Patients receiving inhaled corticosteroids should do what after administration of the medication?

What does this prevent?

Rinse their mouth to prevent oral thrush

400

What patients should be cautious while taking anticholinergics?

Patients with urinary retention, glaucoma, or taking other anticholinergic medications


Rationale: Anticholinergics decrease smooth muscle contraction and secretions, potentially worsening these conditions.

400

During a COPD exacerbation, low-flow oxygen is used carefully to avoid worsening this pathophysiologic condition.

What is carbon dioxide retention (hypercapnia)?

Rationale:
Some COPD patients rely on hypoxic drive to stimulate breathing. Excessive oxygen can reduce respiratory drive, leading to CO₂ retention and respiratory acidosis, so oxygen therapy is titrated to maintain safe—but not excessive—oxygen saturation.

400

A patient with COPD presents with increased shortness of breath, audible wheezing, and an SpO₂ of 86% on room air.
What comes first?

Apply low-flow oxygen therapy

Rationale:
Airway and breathing take priority. COPD patients may require carefully titrated oxygen to improve hypoxia while avoiding excessive oxygen delivery. Oxygenation is addressed before medications or diagnostics.

500

A patient with asthma is prescribed a LABA inhaler without an inhaled corticosteroid. What should the nurse do?

Question the order
Rationale: LABAs must not be used as monotherapy in asthma due to increased mortality risk.

500

A patient stops using their inhaled corticosteroid because they “feel better.” Why is this unsafe?
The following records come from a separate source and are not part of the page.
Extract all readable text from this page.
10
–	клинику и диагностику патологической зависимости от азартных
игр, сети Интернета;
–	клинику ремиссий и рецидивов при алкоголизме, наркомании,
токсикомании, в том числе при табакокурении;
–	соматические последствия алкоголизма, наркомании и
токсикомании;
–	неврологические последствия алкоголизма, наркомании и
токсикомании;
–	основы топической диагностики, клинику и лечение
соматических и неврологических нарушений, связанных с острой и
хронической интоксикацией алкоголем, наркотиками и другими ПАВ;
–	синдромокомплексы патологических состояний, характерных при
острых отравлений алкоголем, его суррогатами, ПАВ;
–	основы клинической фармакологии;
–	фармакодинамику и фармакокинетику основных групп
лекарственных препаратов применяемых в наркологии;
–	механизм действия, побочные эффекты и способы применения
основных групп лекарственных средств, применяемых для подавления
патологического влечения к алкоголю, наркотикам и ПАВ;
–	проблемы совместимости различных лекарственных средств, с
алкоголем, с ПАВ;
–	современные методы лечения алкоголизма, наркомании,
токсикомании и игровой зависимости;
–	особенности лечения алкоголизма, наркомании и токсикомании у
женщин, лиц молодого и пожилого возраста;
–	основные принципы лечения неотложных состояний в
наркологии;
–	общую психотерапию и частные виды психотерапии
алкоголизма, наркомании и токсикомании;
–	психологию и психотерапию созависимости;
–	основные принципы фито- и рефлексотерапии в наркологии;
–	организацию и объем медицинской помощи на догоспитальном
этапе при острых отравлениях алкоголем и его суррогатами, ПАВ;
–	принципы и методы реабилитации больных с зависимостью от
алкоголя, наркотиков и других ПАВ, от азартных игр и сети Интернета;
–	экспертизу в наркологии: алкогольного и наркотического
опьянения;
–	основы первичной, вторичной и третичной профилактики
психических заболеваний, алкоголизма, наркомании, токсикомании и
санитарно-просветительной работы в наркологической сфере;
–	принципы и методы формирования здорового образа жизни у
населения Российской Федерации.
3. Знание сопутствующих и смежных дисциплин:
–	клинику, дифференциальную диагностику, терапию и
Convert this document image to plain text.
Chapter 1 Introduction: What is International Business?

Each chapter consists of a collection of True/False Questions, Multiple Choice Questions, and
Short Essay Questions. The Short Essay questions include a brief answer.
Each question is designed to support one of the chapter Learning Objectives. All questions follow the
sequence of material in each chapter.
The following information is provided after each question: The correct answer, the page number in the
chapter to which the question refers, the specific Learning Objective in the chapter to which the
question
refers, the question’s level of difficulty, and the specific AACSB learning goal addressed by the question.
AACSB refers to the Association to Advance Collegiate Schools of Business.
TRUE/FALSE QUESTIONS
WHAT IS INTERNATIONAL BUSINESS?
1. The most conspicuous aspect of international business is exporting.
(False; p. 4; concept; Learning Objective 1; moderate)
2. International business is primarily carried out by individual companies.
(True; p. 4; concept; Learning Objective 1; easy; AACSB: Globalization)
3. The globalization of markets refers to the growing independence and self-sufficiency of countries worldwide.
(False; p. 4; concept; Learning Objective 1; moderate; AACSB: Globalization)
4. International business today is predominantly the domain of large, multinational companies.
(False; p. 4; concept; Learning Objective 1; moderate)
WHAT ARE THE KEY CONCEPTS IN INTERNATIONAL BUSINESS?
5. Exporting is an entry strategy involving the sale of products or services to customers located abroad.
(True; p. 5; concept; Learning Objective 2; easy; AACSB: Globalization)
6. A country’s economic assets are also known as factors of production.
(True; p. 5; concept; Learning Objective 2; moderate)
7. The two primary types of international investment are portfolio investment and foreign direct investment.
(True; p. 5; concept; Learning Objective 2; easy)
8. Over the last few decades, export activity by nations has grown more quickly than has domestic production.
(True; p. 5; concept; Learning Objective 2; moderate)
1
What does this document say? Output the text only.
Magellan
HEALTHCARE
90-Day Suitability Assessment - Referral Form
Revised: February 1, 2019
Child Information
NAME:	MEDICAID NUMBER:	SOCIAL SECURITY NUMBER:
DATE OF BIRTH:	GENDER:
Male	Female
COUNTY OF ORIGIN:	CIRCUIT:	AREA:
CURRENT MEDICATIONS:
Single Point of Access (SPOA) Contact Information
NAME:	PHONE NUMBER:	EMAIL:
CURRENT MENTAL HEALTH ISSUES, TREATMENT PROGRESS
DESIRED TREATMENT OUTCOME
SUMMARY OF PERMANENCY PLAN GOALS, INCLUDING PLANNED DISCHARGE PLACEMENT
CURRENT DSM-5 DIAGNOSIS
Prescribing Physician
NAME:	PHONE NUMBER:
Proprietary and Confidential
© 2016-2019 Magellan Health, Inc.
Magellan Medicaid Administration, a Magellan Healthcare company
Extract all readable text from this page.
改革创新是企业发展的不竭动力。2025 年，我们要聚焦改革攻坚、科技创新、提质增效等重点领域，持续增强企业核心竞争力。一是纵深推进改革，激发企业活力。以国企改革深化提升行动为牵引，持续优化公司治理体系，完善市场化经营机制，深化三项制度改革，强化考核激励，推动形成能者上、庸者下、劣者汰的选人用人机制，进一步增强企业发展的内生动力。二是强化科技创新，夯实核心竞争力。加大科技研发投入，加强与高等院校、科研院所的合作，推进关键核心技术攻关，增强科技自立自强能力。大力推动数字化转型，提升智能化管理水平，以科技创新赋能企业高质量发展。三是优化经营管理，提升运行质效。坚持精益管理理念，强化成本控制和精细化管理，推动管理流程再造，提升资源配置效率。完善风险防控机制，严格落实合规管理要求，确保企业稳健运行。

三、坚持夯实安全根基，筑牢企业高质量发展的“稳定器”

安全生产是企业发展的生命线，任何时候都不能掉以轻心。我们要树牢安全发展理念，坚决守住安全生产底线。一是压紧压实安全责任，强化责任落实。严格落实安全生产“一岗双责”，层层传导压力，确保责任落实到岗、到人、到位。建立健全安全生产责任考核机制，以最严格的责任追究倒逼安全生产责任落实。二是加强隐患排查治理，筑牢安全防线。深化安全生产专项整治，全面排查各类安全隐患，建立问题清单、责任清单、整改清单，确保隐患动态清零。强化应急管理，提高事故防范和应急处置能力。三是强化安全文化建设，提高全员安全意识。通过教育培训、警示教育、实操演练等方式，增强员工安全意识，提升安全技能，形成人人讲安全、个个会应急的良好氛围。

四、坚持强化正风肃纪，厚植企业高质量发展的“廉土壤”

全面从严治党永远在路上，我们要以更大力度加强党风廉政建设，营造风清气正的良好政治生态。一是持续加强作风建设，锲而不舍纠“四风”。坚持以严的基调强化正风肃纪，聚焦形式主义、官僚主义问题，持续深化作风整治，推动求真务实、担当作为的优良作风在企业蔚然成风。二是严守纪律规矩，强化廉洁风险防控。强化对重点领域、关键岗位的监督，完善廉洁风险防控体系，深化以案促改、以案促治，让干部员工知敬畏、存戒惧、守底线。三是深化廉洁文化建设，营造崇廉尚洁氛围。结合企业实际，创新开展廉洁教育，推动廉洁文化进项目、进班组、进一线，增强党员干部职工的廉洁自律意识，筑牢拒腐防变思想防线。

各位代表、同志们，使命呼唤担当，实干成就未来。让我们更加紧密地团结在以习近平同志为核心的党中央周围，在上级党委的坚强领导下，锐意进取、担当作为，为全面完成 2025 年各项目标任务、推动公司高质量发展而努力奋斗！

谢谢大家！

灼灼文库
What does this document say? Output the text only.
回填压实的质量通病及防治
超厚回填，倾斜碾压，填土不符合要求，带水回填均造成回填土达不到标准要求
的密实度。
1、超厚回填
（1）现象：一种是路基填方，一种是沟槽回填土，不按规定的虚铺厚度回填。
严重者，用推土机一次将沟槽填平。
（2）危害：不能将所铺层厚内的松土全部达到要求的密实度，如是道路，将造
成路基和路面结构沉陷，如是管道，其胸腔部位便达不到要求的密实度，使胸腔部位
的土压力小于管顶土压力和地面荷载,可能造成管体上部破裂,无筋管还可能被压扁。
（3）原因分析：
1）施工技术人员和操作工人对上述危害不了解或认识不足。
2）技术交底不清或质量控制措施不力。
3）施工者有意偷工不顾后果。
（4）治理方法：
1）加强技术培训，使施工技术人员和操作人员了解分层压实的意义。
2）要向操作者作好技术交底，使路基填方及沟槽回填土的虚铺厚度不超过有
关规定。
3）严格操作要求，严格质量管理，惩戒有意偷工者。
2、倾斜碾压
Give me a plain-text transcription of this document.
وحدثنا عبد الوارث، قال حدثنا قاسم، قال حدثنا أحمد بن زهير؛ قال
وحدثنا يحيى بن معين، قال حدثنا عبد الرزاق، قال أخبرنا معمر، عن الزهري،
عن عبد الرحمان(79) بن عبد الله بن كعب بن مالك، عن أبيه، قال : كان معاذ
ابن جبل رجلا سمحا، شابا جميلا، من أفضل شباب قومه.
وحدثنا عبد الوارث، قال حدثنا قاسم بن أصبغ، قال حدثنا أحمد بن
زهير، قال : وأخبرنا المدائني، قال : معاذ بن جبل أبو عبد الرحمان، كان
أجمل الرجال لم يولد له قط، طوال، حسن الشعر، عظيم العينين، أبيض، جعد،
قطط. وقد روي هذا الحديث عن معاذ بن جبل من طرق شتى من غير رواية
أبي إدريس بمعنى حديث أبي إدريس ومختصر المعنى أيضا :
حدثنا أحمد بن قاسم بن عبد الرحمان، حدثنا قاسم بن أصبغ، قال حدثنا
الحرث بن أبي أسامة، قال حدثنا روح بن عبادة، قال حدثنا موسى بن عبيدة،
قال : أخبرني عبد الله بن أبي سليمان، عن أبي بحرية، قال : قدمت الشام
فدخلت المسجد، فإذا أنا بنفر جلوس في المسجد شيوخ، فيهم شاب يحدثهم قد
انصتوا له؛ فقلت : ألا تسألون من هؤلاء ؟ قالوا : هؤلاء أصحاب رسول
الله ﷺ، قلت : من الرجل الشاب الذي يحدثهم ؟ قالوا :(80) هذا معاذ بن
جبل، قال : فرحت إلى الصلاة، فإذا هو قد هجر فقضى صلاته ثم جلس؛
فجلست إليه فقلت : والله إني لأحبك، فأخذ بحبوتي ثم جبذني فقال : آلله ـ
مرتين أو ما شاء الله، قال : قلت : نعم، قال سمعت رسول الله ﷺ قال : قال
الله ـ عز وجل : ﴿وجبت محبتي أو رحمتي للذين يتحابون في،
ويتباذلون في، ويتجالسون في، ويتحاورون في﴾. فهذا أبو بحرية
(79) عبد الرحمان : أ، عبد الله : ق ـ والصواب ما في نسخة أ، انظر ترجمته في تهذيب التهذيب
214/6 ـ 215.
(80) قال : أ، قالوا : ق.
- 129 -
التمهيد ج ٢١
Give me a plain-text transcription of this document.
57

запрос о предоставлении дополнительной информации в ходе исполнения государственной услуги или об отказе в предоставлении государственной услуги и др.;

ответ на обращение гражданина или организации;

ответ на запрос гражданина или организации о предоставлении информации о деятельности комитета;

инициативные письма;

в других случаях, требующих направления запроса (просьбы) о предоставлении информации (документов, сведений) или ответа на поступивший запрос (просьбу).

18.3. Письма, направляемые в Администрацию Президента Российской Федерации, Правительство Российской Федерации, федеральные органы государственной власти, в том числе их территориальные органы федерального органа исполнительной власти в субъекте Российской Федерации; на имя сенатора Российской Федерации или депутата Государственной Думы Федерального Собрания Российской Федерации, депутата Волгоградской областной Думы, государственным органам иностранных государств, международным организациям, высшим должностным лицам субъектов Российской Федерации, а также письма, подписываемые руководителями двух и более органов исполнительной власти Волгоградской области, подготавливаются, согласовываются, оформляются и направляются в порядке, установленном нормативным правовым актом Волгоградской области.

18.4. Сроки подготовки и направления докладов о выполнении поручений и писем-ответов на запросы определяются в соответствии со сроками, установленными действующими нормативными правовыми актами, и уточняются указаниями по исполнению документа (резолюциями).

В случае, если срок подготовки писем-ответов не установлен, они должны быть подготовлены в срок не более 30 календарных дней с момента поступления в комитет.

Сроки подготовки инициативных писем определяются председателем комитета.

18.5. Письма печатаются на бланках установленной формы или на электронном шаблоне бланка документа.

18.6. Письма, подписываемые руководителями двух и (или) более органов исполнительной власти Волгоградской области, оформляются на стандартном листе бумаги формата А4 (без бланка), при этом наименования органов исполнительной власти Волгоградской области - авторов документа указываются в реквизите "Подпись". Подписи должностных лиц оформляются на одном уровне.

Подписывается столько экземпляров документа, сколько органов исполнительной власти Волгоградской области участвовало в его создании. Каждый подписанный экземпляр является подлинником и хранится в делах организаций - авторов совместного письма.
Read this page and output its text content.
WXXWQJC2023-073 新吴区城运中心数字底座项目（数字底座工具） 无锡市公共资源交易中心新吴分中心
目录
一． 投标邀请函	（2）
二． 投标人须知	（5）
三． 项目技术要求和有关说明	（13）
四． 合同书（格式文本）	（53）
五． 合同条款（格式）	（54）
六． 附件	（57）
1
Inflammation can return, leading to worsening asthma control


Rationale: Inhaled steroids must be taken consistently to maintain airway stability

500

This inhaled anticholinergic is short-acting and is commonly used for quick symptom relief in COPD but not as a rescue medication for acute asthma exacerbations.

What is ipratropium bromide (Atrovent)?

Rationale:
Ipratropium bromide is a short-acting muscarinic antagonist (SAMA) that works by blocking acetylcholine at muscarinic receptors, leading to bronchodilation. It is frequently used in COPD management and may be added in severe asthma exacerbations, but it is not a first-line rescue medication, unlike SABAs such as albuterol.

500

This medication class is avoided as monotherapy in asthma because it does not treat the underlying inflammatory process and may increase the risk of severe exacerbations.

What are long-acting beta-2 agonists (LABAs)?

Rationale:
Asthma is primarily an inflammatory disease. LABAs provide bronchodilation but do not reduce inflammation, so they must always be combined with an inhaled corticosteroid (ICS) in asthma to reduce the risk of worsening symptoms and asthma-related death.

500

A patient with a known history of asthma is struggling to speak, using accessory muscles, and has minimal air movement on auscultation.
What comes first?

Administer a short-acting beta-agonist (SABA)

Rationale:
This patient is experiencing severe bronchoconstriction, a life-threatening airway problem. Rapid bronchodilation with a rescue inhaler or nebulized SABA is critical to restore airflow before further assessment or teaching.